Love Means Goodbye
3 min read

Love Means Goodbye

Love Means Goodbye

I’ve said goodbye. Not just once or twice. I’ve lost those I loved as siblings and friends, sons and daughters.

I’ve heard the sterile seal of the Children's Services Office door, cutting me off from my children. Five times, I have turned and walked away, knowing I would never see those children again.

I’ve lost eight kids in the past 3 years.

Every day, I’d stand at my window, and watch the school bus pull up out front. You’d climb down, run across the yard, in the door, and up the stairs. You wouldn’t stop until you were in my arms.

I miss you every day. Every. Single. Day.

Adam’s sin brought evil, suffering, and death, into the world. The promised Messiah has crushed the head of the serpent, giving eternal life to all who believe in him, but, while Christians have a light at the end of the tunnel, and Ecclesiastes tells us that God wants us to enjoy our life as best we can in this fallen world (Ecc 3:12), frankly, there is still a tunnel.
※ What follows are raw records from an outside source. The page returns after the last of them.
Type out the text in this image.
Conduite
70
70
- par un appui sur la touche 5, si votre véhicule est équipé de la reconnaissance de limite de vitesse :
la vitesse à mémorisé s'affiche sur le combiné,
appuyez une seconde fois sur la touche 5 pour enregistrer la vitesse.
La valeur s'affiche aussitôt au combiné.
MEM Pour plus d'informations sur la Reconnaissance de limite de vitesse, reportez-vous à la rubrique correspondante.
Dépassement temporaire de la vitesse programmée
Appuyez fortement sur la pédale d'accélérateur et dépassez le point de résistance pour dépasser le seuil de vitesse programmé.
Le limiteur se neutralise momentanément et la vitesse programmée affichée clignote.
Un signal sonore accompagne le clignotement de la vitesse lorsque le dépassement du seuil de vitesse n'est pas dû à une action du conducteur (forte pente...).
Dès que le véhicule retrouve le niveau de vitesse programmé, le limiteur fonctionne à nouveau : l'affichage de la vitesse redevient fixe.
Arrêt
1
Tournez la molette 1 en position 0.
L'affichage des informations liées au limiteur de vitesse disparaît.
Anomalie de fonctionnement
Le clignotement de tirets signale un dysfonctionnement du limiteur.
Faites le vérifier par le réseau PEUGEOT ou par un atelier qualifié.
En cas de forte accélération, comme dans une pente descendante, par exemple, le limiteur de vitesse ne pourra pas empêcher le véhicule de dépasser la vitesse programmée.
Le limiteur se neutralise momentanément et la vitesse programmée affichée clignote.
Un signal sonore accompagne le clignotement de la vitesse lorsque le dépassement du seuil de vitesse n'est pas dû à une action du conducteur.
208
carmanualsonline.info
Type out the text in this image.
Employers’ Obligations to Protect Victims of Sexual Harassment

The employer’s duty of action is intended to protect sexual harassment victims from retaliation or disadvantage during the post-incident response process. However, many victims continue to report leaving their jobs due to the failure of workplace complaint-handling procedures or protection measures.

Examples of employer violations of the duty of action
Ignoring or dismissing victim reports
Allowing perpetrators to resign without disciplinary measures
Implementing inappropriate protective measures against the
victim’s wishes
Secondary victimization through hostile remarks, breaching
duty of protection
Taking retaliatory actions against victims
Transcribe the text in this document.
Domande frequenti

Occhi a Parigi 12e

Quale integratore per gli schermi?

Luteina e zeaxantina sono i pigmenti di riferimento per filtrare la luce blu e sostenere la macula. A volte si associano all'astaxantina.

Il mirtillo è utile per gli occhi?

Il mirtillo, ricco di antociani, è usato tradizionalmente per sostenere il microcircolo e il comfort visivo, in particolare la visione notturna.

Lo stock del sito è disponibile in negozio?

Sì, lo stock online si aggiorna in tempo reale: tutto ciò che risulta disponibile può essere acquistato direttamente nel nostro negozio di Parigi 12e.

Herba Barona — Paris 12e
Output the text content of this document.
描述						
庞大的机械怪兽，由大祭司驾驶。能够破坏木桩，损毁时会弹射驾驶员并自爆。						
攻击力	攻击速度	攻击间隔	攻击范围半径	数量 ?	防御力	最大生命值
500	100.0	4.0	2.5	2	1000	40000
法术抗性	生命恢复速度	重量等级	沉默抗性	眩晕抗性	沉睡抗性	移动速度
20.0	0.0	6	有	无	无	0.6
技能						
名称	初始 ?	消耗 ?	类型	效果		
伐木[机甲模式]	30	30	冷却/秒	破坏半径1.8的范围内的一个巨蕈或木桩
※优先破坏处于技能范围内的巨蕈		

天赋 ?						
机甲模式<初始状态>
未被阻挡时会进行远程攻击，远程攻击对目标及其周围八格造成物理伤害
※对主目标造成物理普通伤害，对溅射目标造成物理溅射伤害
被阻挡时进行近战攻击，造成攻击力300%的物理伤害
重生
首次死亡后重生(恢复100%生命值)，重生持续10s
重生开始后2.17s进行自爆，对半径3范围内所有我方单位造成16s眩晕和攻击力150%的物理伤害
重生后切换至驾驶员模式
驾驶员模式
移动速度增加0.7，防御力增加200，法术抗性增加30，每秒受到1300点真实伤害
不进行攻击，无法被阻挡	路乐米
I’m writing this, dear reader, because you’ve lost someone too, or you will. Probably both. Love means goodbye. So, while I know this doesn’t even begin to “make it all better”, here are eight things I have learned from losing eight kids.

Let yourself cry. Let the tears roll down your face and drip off your chin. Wipe your snot on the pillow case. Life is messy. To all the males out there, let me say something. Boys don’t cry, men do.

Talk about it. Talk to God, talk to your friends and family, talk to a counselor if you need to, or talk to me. How you are feeling and coping, memories of them, or whatever else is on your heart, let it out.

You did enough. Don’t ever forget that. We don’t know what is best, either for us or for them. “For who knows what is good for man while he lives the few days of his vain life, which he passes like a shadow? For who can tell man what will be after him under the sun?” (Ecclesiastes 6:12 ESV) Trust that God knows best, and God would not have taken them away unless your work in their life was done.

Nothing but God can take the pain away. Trust me, I’ve tried. There are many tunnels, but only one has light at the end. Pursue God and his plan, and he can heal you. Anything else is a band-aid at best.

Value the time you have with those you have left. We never want to lose anyone, but if you would regret not having done something with them, then do it. One day, you will have to say goodbye, so live in such a way that you don’t have to fear that day. Don’t procrastinate. Make those memories, and take those pictures. Most of all, cherish every moment, no matter how grueling. Never doubt that relationships are worth the pain.

Use the pain to help others. When someone loses a loved one, you know what they are going through, because you have been there. You can comfort them, teach them, and heal them, better than someone who has never experienced that kind of pain. Don’t shy away. Let God use the lessons you have learned to bring healing to someone else more quickly.

Forgive anyone who took them away. This was the hardest for me. I had to forgive a number of Children’s Services workers who made a choice I felt was not in the best interest of the child, in removing them from our home. Forgive God. Sometimes it’s an easy knee-jerk reaction to become angry with him, and question how a good and loving God could have allowed so much pain. God's existence does not make us entitled to an easy life, instead you and I deserve to die for the wrong we have done. God, out of love, offers forgiveness and life to us, but we have to be careful not to think we somehow deserve more. Whatever your circumstances, if someone took your loved one away, you have to forgive them. You will never heal until you do.

Let. Them. Go. I know you can’t bear to, but hear me out. Letting go does not mean forgetting, and it doesn't mean you won’t miss them. Believe me, I wouldn’t tell you to lose one single drop of their memory. But your life is yours. When they are gone, leave their picture on the wall, but tighten up the chairs at the table. That is, don’t forget them. You can’t do it, and trying will only make it hurt worse. But reframe your life, without them in it. Figure out what your future looks like now. Go ahead and take the opportunities they held you back from. And the scariest, but most healing, thing of all, spend the love you have for them on someone else. It’s what they would have wanted.

God loves you. Your pain does not change his goodness.